Future<Null> main() async {
  ByteData data = await rootBundle.load('LICENSE');
  for (int i = 1024; i < data.lengthInBytes; i += 1024) {
    final Stopwatch watch = new Stopwatch()..start();
    UTF8.decode(data.buffer.asUint8List(0, i));
    int time = watch.elapsedMilliseconds;
    print('${"$i bytes".padLeft(15)} ${"${time}ms".padLeft(10)} ${(1000 / 1024 * i / time).toStringAsFixed(1)} KB per second');
  }
}

…I find that on a Pixel 2 XL, 4KB is parsed in about 1ms, 40KB in about 12ms, and 400KB in about 135ms. This is only about 3MB per second. Then again, I’m not sure what would be considered good throughput on this device.

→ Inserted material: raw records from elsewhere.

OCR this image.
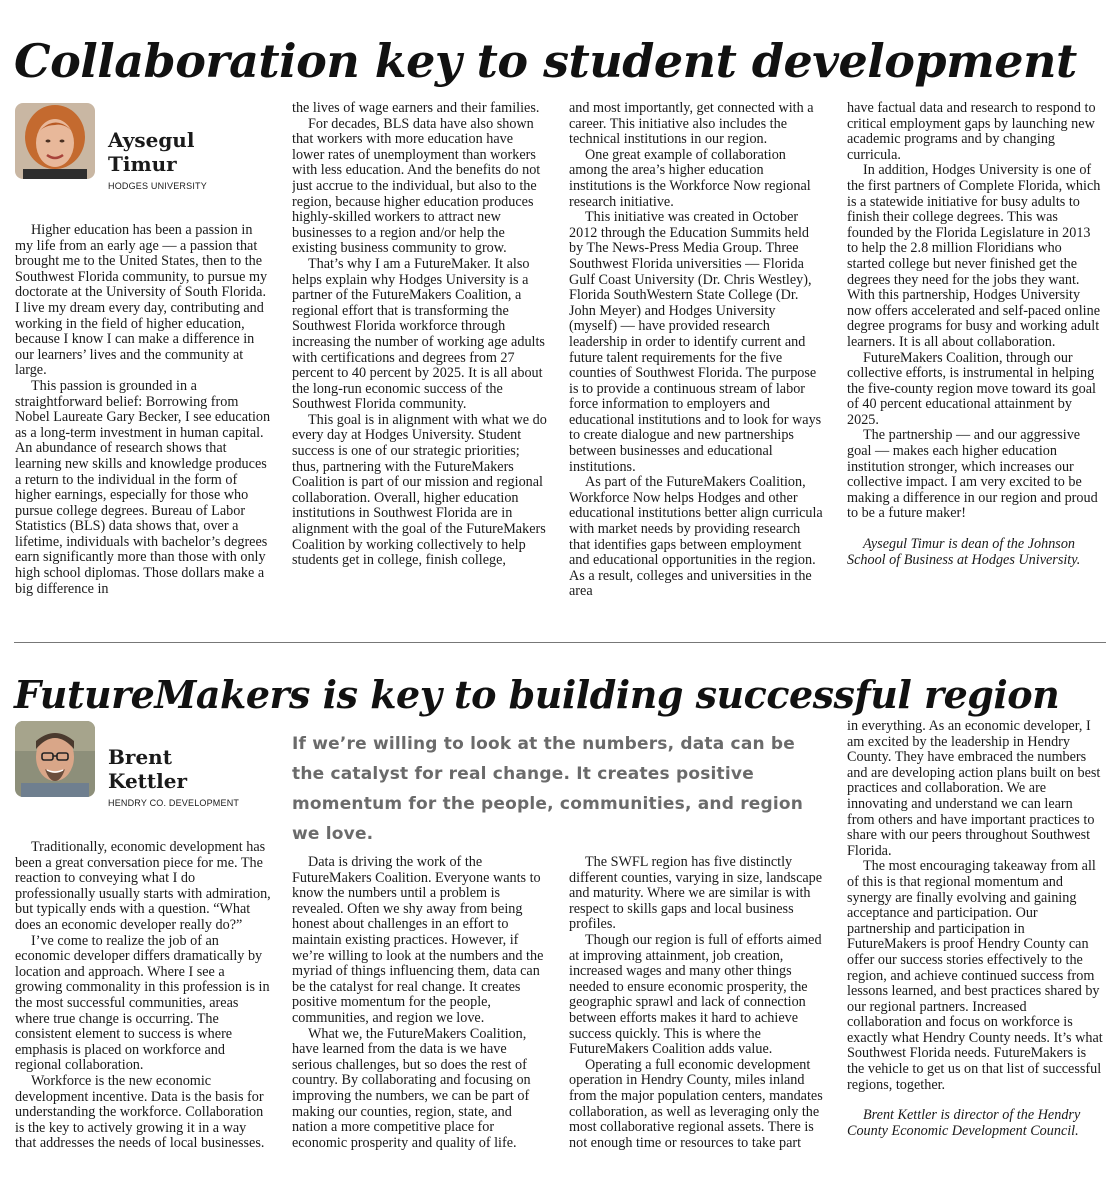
Collaboration key to student development
Aysegul
Timur
HODGES UNIVERSITY

Higher education has been a passion in my life from an early age — a passion that brought me to the United States, then to the Southwest Florida community, to pursue my doctorate at the University of South Florida. I live my dream every day, contributing and working in the field of higher education, because I know I can make a difference in our learners’ lives and the community at large.

This passion is grounded in a straightforward belief: Borrowing from Nobel Laureate Gary Becker, I see education as a long-term investment in human capital. An abundance of research shows that learning new skills and knowledge produces a return to the individual in the form of higher earnings, especially for those who pursue college degrees. Bureau of Labor Statistics (BLS) data shows that, over a lifetime, individuals with bachelor’s degrees earn significantly more than those with only high school diplomas. Those dollars make a big difference in

the lives of wage earners and their families.

For decades, BLS data have also shown that workers with more education have lower rates of unemployment than workers with less education. And the benefits do not just accrue to the individual, but also to the region, because higher education produces highly-skilled workers to attract new businesses to a region and/or help the existing business community to grow.

That’s why I am a FutureMaker. It also helps explain why Hodges University is a partner of the FutureMakers Coalition, a regional effort that is transforming the Southwest Florida workforce through increasing the number of working age adults with certifications and degrees from 27 percent to 40 percent by 2025. It is all about the long-run economic success of the Southwest Florida community.

This goal is in alignment with what we do every day at Hodges University. Student success is one of our strategic priorities; thus, partnering with the FutureMakers Coalition is part of our mission and regional collaboration. Overall, higher education institutions in Southwest Florida are in alignment with the goal of the FutureMakers Coalition by working collectively to help students get in college, finish college,

and most importantly, get connected with a career. This initiative also includes the technical institutions in our region.

One great example of collaboration among the area’s higher education institutions is the Workforce Now regional research initiative.

This initiative was created in October 2012 through the Education Summits held by The News-Press Media Group. Three Southwest Florida universities — Florida Gulf Coast University (Dr. Chris Westley), Florida SouthWestern State College (Dr. John Meyer) and Hodges University (myself) — have provided research leadership in order to identify current and future talent requirements for the five counties of Southwest Florida. The purpose is to provide a continuous stream of labor force information to employers and educational institutions and to look for ways to create dialogue and new partnerships between businesses and educational institutions.

As part of the FutureMakers Coalition, Workforce Now helps Hodges and other educational institutions better align curricula with market needs by providing research that identifies gaps between employment and educational opportunities in the region. As a result, colleges and universities in the area

have factual data and research to respond to critical employment gaps by launching new academic programs and by changing curricula.

In addition, Hodges University is one of the first partners of Complete Florida, which is a statewide initiative for busy adults to finish their college degrees. This was founded by the Florida Legislature in 2013 to help the 2.8 million Floridians who started college but never finished get the degrees they need for the jobs they want. With this partnership, Hodges University now offers accelerated and self-paced online degree programs for busy and working adult learners. It is all about collaboration.

FutureMakers Coalition, through our collective efforts, is instrumental in helping the five-county region move toward its goal of 40 percent educational attainment by 2025.

The partnership — and our aggressive goal — makes each higher education institution stronger, which increases our collective impact. I am very excited to be making a difference in our region and proud to be a future maker!

Aysegul Timur is dean of the Johnson School of Business at Hodges University.

FutureMakers is key to building successful region
Brent
Kettler
HENDRY CO. DEVELOPMENT

If we’re willing to look at the numbers, data can be the catalyst for real change. It creates positive momentum for the people, communities, and region we love.

Traditionally, economic development has been a great conversation piece for me. The reaction to conveying what I do professionally usually starts with admiration, but typically ends with a question. “What does an economic developer really do?”

I’ve come to realize the job of an economic developer differs dramatically by location and approach. Where I see a growing commonality in this profession is in the most successful communities, areas where true change is occurring. The consistent element to success is where emphasis is placed on workforce and regional collaboration.

Workforce is the new economic development incentive. Data is the basis for understanding the workforce. Collaboration is the key to actively growing it in a way that addresses the needs of local businesses.

Data is driving the work of the FutureMakers Coalition. Everyone wants to know the numbers until a problem is revealed. Often we shy away from being honest about challenges in an effort to maintain existing practices. However, if we’re willing to look at the numbers and the myriad of things influencing them, data can be the catalyst for real change. It creates positive momentum for the people, communities, and region we love.

What we, the FutureMakers Coalition, have learned from the data is we have serious challenges, but so does the rest of country. By collaborating and focusing on improving the numbers, we can be part of making our counties, region, state, and nation a more competitive place for economic prosperity and quality of life.

The SWFL region has five distinctly different counties, varying in size, landscape and maturity. Where we are similar is with respect to skills gaps and local business profiles.

Though our region is full of efforts aimed at improving attainment, job creation, increased wages and many other things needed to ensure economic prosperity, the geographic sprawl and lack of connection between efforts makes it hard to achieve success quickly. This is where the FutureMakers Coalition adds value.

Operating a full economic development operation in Hendry County, miles inland from the major population centers, mandates collaboration, as well as leveraging only the most collaborative regional assets. There is not enough time or resources to take part

in everything. As an economic developer, I am excited by the leadership in Hendry County. They have embraced the numbers and are developing action plans built on best practices and collaboration. We are innovating and understand we can learn from others and have important practices to share with our peers throughout Southwest Florida.

The most encouraging takeaway from all of this is that regional momentum and synergy are finally evolving and gaining acceptance and participation. Our partnership and participation in FutureMakers is proof Hendry County can offer our success stories effectively to the region, and achieve continued success from lessons learned, and best practices shared by our regional partners. Increased collaboration and focus on workforce is exactly what Hendry County needs. It’s what Southwest Florida needs. FutureMakers is the vehicle to get us on that list of successful regions, together.

Brent Kettler is director of the Hendry County Economic Development Council.
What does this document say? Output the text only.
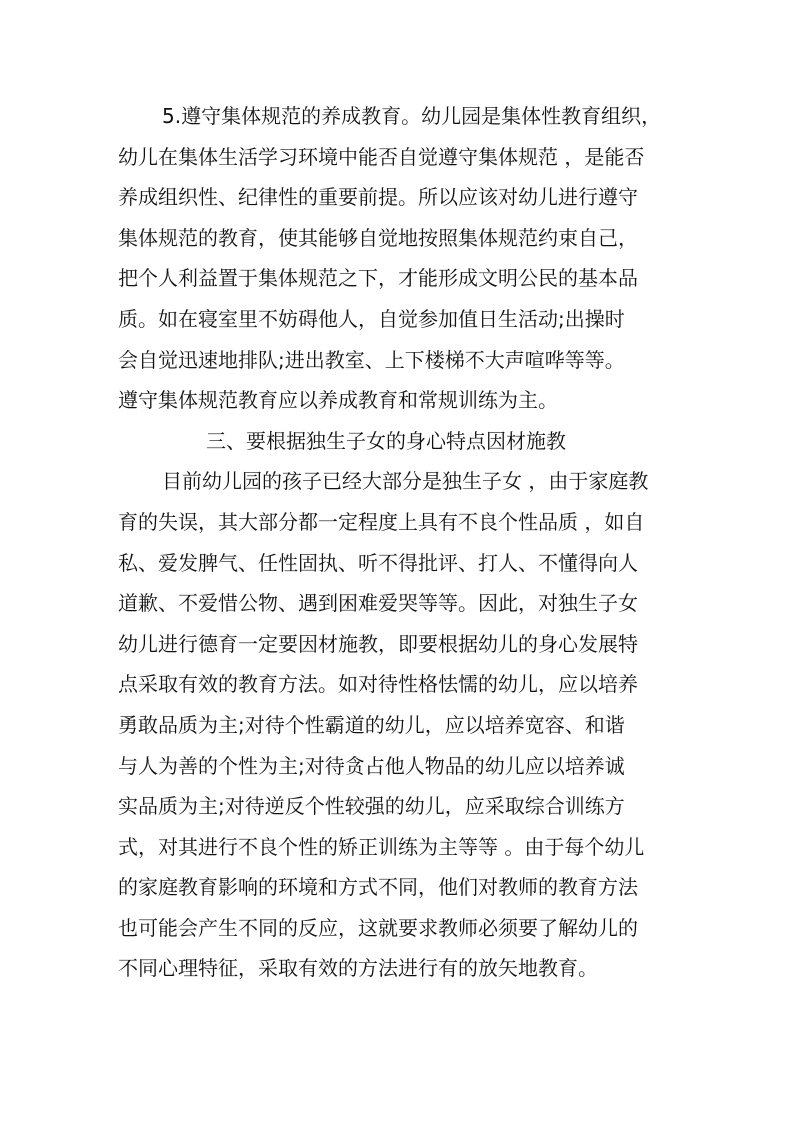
5.遵守集体规范的养成教育。幼儿园是集体性教育组织，
幼儿在集体生活学习环境中能否自觉遵守集体规范 ，是能否
养成组织性、纪律性的重要前提。所以应该对幼儿进行遵守
集体规范的教育，使其能够自觉地按照集体规范约束自己，
把个人利益置于集体规范之下，才能形成文明公民的基本品
质。如在寝室里不妨碍他人，自觉参加值日生活动;出操时
会自觉迅速地排队;进出教室、上下楼梯不大声喧哗等等。
遵守集体规范教育应以养成教育和常规训练为主。
三、要根据独生子女的身心特点因材施教
目前幼儿园的孩子已经大部分是独生子女 ，由于家庭教
育的失误，其大部分都一定程度上具有不良个性品质 ，如自
私、爱发脾气、任性固执、听不得批评、打人、不懂得向人
道歉、不爱惜公物、遇到困难爱哭等等。因此，对独生子女
幼儿进行德育一定要因材施教，即要根据幼儿的身心发展特
点采取有效的教育方法。如对待性格怯懦的幼儿，应以培养
勇敢品质为主;对待个性霸道的幼儿，应以培养宽容、和谐
与人为善的个性为主;对待贪占他人物品的幼儿应以培养诚
实品质为主;对待逆反个性较强的幼儿，应采取综合训练方
式，对其进行不良个性的矫正训练为主等等 。由于每个幼儿
的家庭教育影响的环境和方式不同，他们对教师的教育方法
也可能会产生不同的反应，这就要求教师必须要了解幼儿的
不同心理特征，采取有效的方法进行有的放矢地教育。
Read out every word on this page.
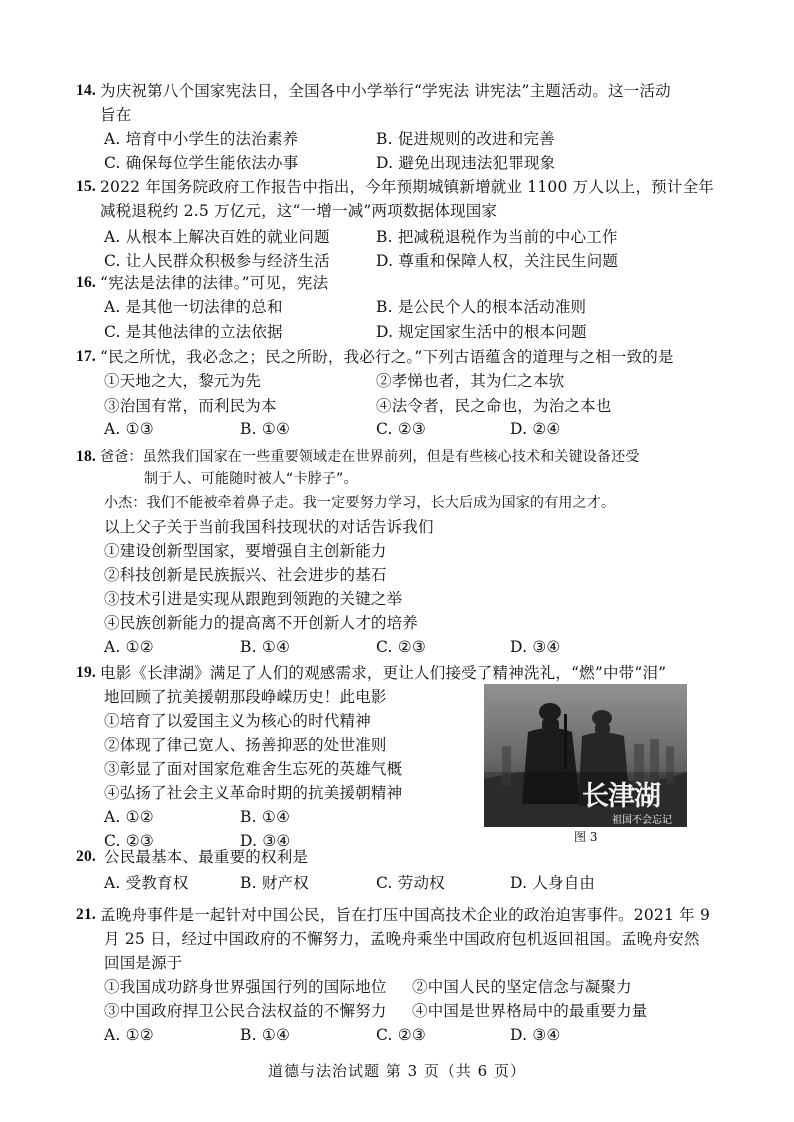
14. 为庆祝第八个国家宪法日，全国各中小学举行“学宪法 讲宪法”主题活动。这一活动
旨在
A. 培育中小学生的法治素养	B. 促进规则的改进和完善
C. 确保每位学生能依法办事	D. 避免出现违法犯罪现象
15. 2022 年国务院政府工作报告中指出，今年预期城镇新增就业 1100 万人以上，预计全年
减税退税约 2.5 万亿元，这“一增一减”两项数据体现国家
A. 从根本上解决百姓的就业问题	B. 把减税退税作为当前的中心工作
C. 让人民群众积极参与经济生活	D. 尊重和保障人权，关注民生问题
16. “宪法是法律的法律。”可见，宪法
A. 是其他一切法律的总和	B. 是公民个人的根本活动准则
C. 是其他法律的立法依据	D. 规定国家生活中的根本问题
17. “民之所忧，我必念之；民之所盼，我必行之。”下列古语蕴含的道理与之相一致的是
①天地之大，黎元为先	②孝悌也者，其为仁之本欤
③治国有常，而利民为本	④法令者，民之命也，为治之本也
A. ①③	B. ①④	C. ②③	D. ②④
18. 爸爸：虽然我们国家在一些重要领域走在世界前列，但是有些核心技术和关键设备还受
制于人、可能随时被人“卡脖子”。
小杰：我们不能被牵着鼻子走。我一定要努力学习，长大后成为国家的有用之才。
以上父子关于当前我国科技现状的对话告诉我们
①建设创新型国家，要增强自主创新能力
②科技创新是民族振兴、社会进步的基石
③技术引进是实现从跟跑到领跑的关键之举
④民族创新能力的提高离不开创新人才的培养
A. ①②	B. ①④	C. ②③	D. ③④
19. 电影《长津湖》满足了人们的观感需求，更让人们接受了精神洗礼，“燃”中带“泪”
地回顾了抗美援朝那段峥嵘历史！此电影
①培育了以爱国主义为核心的时代精神
②体现了律己宽人、扬善抑恶的处世准则
③彰显了面对国家危难舍生忘死的英雄气概
④弘扬了社会主义革命时期的抗美援朝精神
A. ①②	B. ①④
C. ②③	D. ③④
长津湖
祖国不会忘记
图 3
20. 公民最基本、最重要的权利是
A. 受教育权	B. 财产权	C. 劳动权	D. 人身自由
21. 孟晚舟事件是一起针对中国公民，旨在打压中国高技术企业的政治迫害事件。2021 年 9
月 25 日，经过中国政府的不懈努力，孟晚舟乘坐中国政府包机返回祖国。孟晚舟安然
回国是源于
①我国成功跻身世界强国行列的国际地位 ②中国人民的坚定信念与凝聚力
③中国政府捍卫公民合法权益的不懈努力 ④中国是世界格局中的最重要力量
A. ①②	B. ①④	C. ②③	D. ③④
道德与法治试题 第 3 页（共 6 页）
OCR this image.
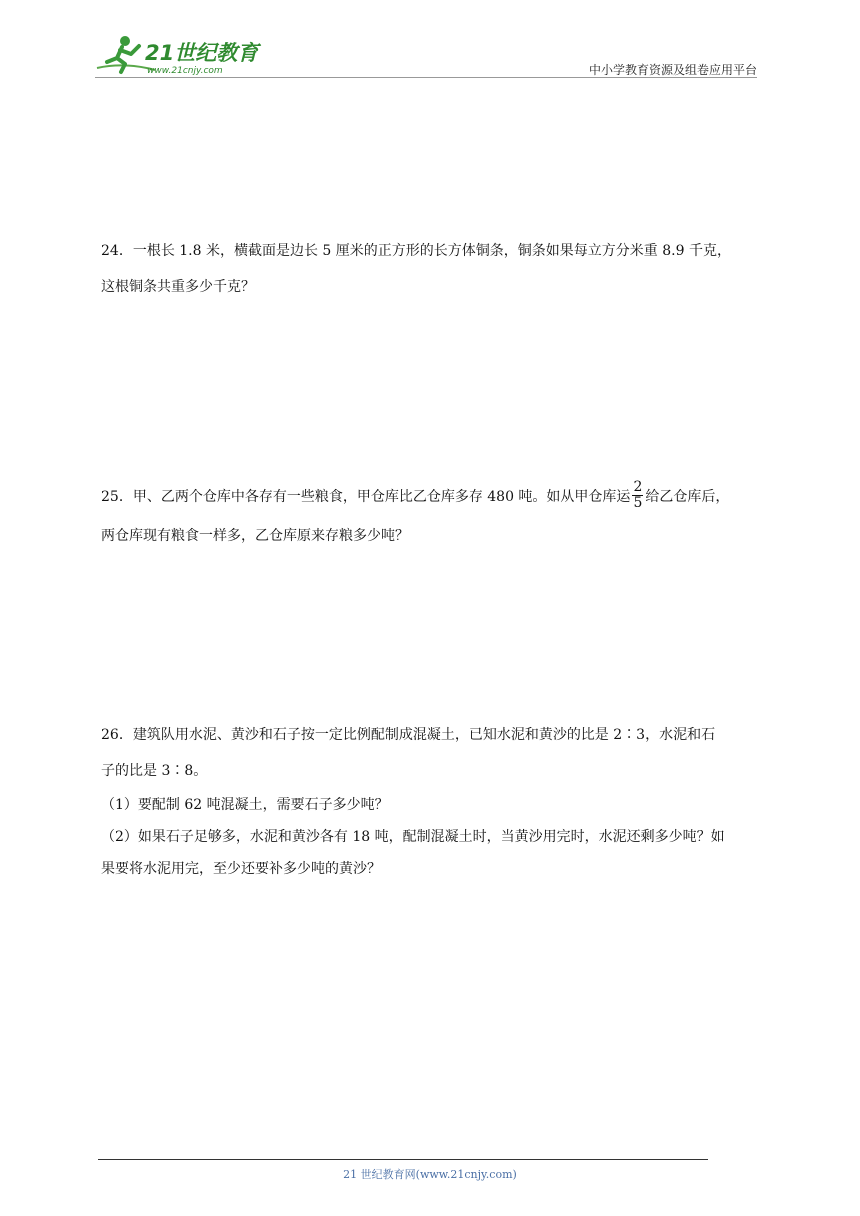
21世纪教育
www.21cnjy.com	中小学教育资源及组卷应用平台

24．一根长 1.8 米，横截面是边长 5 厘米的正方形的长方体铜条，铜条如果每立方分米重 8.9 千克，

这根铜条共重多少千克？

25．甲、乙两个仓库中各存有一些粮食，甲仓库比乙仓库多存 480 吨。如从甲仓库运 $\frac{2}{5}$ 给乙仓库后，

两仓库现有粮食一样多，乙仓库原来存粮多少吨？

26．建筑队用水泥、黄沙和石子按一定比例配制成混凝土，已知水泥和黄沙的比是 2∶3，水泥和石

子的比是 3∶8。

（1）要配制 62 吨混凝土，需要石子多少吨？

（2）如果石子足够多，水泥和黄沙各有 18 吨，配制混凝土时，当黄沙用完时，水泥还剩多少吨？如

果要将水泥用完，至少还要补多少吨的黄沙？

21 世纪教育网(www.21cnjy.com)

Maybe this is as good as we can get?

Presumably this could be fixed in the most radical fashion by supporting UTF-8 as a native data type.

Author: Fantashit

1 thought on “UTF8.decode is slow (performance)

  1. Recently I’ve worked on unifying the heap object layout of our typed data classes so that our AOT compiler can directly access the bytes of typed data members (e.g. of Uint8List) independent of whether the object is internal/external typed data array or a view on those (**)

    All of the work combined has lead to the following numbers (measured on the benchmark mentioned above in #31954 (comment) on my workstation):

    JIT non-view/view
    executed in 0:00:03.429451 (verify="XXXXXXXXX")
    executed in 0:00:06.607781 (verify="XXXXXXXXX")
    
    AOT (view and non-view roughly the same)
    executed in 0:00:05.855320 (verify="XXXXXXXXX")
    

    So the AOT is almost on par with the JIT (for this particular benchmark)

    There is still room for improvement and we continue working on it!

    (**) Notice of Warning: Our AOT compiler will only directly access the bytes (e.g. in foo(Uint8List bytes) => bytes[0];) if there are no 3rd party user classes implementing these interfaces.

Comments are closed.